Apple is genuinely obsessed with accessibility (but bad at social media) and I think has never once advocated for people to describe their photos to each other.

barbazoo · 2025-07-18T02:25:32 1752805532

> An issue for anti-AI people, as seen on Bluesky, is that they're often "insisting you write alt text for all images" people as well. But this is probably the main use for alt text at this point, so they're essentially doing annotation work for free.

How did you come to the conclusion that those two groups overlap so significantly?

Karrot_Kream · 2025-07-18T21:13:56 1752873236

This is a well known fact. A bunch of AI researchers tried to migrate to the platform from Twitter but got a ton of hate and death threats from other users so they went back. Bluesky has a pretty strong anti-AI bias and the community of folks talking about it despite that is very small.

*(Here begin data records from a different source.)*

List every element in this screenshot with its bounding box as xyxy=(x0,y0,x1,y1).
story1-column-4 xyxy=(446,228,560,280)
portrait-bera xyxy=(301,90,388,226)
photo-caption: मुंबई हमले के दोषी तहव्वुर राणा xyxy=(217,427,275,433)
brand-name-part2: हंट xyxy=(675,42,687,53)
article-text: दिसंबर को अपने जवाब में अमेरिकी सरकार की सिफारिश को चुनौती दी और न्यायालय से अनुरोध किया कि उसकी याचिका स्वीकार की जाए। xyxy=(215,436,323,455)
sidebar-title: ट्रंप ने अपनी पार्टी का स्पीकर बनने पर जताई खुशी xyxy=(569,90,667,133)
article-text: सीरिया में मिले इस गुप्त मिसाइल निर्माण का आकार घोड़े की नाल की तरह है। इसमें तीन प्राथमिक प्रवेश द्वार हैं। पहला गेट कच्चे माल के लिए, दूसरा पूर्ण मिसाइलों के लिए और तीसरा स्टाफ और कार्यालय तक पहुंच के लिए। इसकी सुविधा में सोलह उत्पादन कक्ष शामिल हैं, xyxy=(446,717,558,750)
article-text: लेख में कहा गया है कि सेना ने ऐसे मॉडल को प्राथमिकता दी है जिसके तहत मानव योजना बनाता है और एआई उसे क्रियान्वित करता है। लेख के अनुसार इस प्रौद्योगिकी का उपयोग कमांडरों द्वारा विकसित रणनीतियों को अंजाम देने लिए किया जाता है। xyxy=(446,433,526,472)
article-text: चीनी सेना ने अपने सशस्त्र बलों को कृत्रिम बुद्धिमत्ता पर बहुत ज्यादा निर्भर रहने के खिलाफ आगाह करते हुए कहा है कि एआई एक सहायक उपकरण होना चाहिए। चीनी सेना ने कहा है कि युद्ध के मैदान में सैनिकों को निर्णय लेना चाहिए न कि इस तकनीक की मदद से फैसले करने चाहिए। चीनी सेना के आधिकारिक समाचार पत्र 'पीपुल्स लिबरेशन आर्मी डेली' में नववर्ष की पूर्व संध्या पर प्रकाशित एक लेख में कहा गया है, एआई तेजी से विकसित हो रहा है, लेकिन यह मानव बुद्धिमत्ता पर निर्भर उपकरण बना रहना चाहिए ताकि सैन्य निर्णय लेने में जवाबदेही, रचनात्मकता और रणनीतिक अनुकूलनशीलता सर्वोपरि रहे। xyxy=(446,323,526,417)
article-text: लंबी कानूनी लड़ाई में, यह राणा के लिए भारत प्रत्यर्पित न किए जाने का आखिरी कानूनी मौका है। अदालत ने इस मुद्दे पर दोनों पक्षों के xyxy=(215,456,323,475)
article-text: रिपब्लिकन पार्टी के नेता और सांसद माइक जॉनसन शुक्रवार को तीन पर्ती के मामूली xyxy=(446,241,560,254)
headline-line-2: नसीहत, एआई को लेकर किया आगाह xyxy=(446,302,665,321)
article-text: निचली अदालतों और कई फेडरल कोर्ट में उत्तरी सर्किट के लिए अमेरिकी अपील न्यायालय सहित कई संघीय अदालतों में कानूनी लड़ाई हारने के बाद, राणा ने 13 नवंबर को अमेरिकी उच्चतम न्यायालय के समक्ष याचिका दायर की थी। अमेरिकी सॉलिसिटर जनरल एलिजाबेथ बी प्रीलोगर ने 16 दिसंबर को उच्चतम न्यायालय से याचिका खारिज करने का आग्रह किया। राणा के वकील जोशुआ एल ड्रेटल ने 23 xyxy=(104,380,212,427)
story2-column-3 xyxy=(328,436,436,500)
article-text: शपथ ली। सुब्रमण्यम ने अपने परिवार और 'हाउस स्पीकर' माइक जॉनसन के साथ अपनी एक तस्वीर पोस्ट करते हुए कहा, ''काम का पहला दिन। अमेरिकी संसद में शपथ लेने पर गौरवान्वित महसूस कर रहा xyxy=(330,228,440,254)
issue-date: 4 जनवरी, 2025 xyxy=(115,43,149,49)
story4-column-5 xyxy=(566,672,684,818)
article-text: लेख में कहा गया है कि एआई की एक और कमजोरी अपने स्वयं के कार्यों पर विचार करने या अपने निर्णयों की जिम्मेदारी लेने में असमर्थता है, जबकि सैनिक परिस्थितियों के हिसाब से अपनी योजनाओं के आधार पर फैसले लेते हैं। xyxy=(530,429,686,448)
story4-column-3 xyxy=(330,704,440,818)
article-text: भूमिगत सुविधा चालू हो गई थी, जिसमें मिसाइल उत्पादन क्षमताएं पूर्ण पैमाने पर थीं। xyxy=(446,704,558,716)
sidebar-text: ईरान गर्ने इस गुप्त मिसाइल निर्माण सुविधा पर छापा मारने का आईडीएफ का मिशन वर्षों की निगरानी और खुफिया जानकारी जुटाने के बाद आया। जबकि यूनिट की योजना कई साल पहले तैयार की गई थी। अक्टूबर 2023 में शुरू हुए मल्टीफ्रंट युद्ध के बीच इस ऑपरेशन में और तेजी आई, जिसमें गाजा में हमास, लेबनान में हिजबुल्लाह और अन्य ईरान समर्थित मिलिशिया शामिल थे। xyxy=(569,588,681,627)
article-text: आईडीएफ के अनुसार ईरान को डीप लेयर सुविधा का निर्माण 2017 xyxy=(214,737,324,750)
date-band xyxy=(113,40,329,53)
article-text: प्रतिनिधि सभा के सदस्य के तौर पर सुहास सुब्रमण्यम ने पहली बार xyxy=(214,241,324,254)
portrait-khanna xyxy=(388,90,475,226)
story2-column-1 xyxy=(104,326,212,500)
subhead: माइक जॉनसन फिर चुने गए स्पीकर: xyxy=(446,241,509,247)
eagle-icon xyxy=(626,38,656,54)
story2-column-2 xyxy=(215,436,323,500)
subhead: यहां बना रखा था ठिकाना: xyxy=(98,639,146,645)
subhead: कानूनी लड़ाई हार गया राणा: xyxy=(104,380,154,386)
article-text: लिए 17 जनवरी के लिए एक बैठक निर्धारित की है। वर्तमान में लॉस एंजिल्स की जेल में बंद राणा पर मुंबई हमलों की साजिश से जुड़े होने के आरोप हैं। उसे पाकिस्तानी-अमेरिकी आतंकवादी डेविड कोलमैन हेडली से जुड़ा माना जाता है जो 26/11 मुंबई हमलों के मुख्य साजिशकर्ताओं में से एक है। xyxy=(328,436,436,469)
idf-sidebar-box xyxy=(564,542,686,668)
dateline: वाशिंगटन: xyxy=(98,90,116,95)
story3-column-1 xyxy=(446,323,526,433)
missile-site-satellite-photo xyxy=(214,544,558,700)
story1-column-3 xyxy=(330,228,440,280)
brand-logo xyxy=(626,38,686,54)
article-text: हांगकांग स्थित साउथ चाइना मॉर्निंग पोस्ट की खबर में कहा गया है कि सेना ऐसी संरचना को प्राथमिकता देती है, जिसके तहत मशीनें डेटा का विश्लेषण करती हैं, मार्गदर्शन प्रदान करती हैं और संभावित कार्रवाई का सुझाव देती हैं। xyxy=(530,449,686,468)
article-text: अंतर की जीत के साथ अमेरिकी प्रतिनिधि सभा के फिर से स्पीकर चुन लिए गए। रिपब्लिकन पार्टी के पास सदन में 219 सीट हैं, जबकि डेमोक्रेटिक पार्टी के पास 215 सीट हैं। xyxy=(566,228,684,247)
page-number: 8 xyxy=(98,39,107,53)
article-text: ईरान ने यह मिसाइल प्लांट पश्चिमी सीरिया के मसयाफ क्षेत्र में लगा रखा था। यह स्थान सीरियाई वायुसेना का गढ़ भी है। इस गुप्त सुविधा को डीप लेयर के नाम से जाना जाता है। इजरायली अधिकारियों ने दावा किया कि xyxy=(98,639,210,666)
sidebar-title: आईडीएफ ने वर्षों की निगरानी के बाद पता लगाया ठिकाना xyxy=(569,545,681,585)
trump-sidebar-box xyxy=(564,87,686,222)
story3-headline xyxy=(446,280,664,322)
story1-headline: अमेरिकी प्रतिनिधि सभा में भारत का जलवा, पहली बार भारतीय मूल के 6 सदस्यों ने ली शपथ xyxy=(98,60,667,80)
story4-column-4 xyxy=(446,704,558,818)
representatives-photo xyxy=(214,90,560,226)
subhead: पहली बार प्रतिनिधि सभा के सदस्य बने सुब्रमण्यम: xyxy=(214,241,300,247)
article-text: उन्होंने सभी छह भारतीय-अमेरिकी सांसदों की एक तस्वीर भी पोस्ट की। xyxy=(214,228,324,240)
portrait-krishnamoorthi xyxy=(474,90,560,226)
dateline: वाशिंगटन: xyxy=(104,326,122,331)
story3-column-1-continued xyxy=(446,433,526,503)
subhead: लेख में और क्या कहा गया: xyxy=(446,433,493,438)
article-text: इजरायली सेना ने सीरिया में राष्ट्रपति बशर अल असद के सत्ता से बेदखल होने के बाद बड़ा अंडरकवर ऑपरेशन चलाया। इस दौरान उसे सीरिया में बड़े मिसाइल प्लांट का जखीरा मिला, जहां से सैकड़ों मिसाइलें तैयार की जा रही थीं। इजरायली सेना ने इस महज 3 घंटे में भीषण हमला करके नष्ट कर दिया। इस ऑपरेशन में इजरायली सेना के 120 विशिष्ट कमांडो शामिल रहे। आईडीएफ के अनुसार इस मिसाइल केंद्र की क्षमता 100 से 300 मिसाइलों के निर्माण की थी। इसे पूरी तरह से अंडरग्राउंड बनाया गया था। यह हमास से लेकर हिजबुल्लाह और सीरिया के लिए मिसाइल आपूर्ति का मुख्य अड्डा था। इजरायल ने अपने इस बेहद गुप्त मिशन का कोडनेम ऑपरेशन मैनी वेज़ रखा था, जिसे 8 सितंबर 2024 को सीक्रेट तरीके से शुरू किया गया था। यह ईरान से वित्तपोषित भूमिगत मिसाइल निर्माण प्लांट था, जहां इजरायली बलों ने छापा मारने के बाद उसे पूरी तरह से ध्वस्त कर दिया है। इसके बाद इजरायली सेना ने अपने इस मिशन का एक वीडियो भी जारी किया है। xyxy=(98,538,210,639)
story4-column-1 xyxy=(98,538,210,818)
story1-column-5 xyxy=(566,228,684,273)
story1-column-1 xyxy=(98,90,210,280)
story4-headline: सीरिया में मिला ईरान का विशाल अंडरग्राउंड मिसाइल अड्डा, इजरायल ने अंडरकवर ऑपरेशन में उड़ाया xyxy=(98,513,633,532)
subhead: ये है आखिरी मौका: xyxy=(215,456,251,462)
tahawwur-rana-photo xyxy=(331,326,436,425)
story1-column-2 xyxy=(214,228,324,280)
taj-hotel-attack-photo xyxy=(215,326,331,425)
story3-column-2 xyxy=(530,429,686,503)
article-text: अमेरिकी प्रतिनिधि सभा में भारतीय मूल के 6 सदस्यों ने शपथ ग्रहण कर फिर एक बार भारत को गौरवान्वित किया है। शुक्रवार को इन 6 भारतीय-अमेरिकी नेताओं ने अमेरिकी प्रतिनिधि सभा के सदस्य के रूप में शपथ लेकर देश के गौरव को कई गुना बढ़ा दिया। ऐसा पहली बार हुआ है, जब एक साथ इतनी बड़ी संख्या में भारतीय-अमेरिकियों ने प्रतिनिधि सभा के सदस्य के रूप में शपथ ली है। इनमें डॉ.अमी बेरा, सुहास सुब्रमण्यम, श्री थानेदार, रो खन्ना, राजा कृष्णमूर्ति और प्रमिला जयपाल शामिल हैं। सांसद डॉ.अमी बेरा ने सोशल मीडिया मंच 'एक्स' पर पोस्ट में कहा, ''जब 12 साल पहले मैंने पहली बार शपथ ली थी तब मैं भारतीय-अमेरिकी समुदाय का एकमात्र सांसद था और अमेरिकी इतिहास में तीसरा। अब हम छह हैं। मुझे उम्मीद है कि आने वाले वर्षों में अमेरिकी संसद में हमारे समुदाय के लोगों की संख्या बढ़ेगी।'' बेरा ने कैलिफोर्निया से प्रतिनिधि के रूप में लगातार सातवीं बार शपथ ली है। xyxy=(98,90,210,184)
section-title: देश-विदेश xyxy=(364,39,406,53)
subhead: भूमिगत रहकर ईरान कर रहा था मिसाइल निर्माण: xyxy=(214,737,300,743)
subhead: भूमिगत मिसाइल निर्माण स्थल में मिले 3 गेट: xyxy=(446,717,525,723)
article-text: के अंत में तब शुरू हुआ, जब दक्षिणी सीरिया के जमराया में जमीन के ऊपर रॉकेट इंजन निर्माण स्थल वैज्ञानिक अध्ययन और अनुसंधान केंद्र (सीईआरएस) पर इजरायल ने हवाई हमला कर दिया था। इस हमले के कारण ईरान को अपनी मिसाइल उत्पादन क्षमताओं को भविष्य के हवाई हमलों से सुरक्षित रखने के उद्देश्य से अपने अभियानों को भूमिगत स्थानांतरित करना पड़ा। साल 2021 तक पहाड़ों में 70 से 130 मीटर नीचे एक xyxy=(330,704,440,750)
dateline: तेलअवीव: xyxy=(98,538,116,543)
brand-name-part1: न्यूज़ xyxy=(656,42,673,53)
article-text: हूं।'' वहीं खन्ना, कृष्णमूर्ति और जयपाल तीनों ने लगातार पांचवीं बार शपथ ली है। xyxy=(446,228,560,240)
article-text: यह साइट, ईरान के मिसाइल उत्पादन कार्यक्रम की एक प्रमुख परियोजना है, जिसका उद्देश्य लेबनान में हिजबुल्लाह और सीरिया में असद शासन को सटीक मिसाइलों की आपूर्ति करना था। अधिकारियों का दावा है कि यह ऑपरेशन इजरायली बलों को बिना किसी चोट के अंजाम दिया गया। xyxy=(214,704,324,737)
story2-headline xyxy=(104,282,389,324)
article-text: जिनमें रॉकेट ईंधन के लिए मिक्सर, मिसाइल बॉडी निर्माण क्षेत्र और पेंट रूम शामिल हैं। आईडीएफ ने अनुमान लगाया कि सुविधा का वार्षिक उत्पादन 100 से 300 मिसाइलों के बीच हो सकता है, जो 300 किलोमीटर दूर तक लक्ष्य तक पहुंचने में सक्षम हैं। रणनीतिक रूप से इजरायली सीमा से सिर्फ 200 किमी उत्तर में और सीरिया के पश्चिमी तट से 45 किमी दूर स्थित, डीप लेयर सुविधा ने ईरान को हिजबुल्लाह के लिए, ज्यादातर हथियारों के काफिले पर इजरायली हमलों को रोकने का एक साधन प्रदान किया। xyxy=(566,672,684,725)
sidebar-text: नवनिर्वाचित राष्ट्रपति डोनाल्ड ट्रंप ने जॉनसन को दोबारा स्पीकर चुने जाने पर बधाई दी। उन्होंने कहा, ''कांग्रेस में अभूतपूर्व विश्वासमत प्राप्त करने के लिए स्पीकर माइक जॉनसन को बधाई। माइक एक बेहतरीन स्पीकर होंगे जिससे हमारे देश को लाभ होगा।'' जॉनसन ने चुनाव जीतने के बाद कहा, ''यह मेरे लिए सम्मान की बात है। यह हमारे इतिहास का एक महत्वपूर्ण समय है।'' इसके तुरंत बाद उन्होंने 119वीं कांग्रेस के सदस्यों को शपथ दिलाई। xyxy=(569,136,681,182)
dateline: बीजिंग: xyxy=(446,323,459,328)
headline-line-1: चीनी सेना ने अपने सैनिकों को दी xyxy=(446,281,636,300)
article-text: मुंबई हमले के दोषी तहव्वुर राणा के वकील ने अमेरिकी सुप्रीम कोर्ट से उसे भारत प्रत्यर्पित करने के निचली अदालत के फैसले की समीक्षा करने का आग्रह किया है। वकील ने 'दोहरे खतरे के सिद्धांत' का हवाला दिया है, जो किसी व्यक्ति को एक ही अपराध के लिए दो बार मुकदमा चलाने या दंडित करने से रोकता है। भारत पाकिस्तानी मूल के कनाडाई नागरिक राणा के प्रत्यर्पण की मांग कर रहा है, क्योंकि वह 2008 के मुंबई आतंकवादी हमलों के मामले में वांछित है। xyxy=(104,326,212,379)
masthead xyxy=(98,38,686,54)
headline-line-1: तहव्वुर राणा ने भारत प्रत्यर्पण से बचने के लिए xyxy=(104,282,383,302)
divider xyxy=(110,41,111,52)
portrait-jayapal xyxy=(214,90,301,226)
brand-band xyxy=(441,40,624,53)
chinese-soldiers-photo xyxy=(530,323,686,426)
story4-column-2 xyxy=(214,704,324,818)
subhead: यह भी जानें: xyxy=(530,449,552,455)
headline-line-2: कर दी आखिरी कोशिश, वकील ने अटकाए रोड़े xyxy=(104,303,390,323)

astrange · 2025-07-18T05:32:45 1752816765

Well that's easy, I read their posts where they say it.

barbazoo · 2025-07-18T15:15:04 1752851704

So you found a couple people expressing this conflicting view and assumed it applies to a larger group? Doesn’t sound very reliable to me but I see this all the time and it makes sense if you look at it as a mechanism to explain the world .

godelski · 2025-07-18T09:34:47 1752831287

  > this is probably the main use for alt text at this point

Alt text gives you 2k characters. All I gotta say is there's quite a bit of poisoned data

aydyn · 2025-07-18T07:30:36 1752823836

Respect, but its going to be terrible compared to every other company. You can only hamstring yourself so much.

epolanski · 2025-07-18T02:14:06 1752804846

Respect actions, not words and PR.

bigyabai · 2025-07-17T23:51:18 1752796278

Gotta polish that fig-leaf to hide Apple's real stance towards user privacy: arstechnica.com/tech-policy/2023/12/apple-admits-to-secretly-giving-governments-push-notification-data/

> Apple has since confirmed in a statement provided to Ars that the US federal government "prohibited" the company "from sharing any information,"

brookst · 2025-07-18T00:11:49 1752797509

I mean if you throw out all contrary examples, I suppose you are left with the simple lack of nuance you want to believe

bigyabai · 2025-07-18T00:49:18 1752799758

All examples contrary to what? Admitting to being muzzled by feds?

Take all the space you need to lay out your contrary case. Did the San Bernadino shooter predict this?

brookst · 2025-07-18T13:26:44 1752845204

You literally said that we should disregard this example and focus on the “real” situation as evidenced by a different example.

It is exactly the same thing as saying “if you ignore the heads, these coins really always come up tails”.

Does the Chewbacca argument method ever work these days?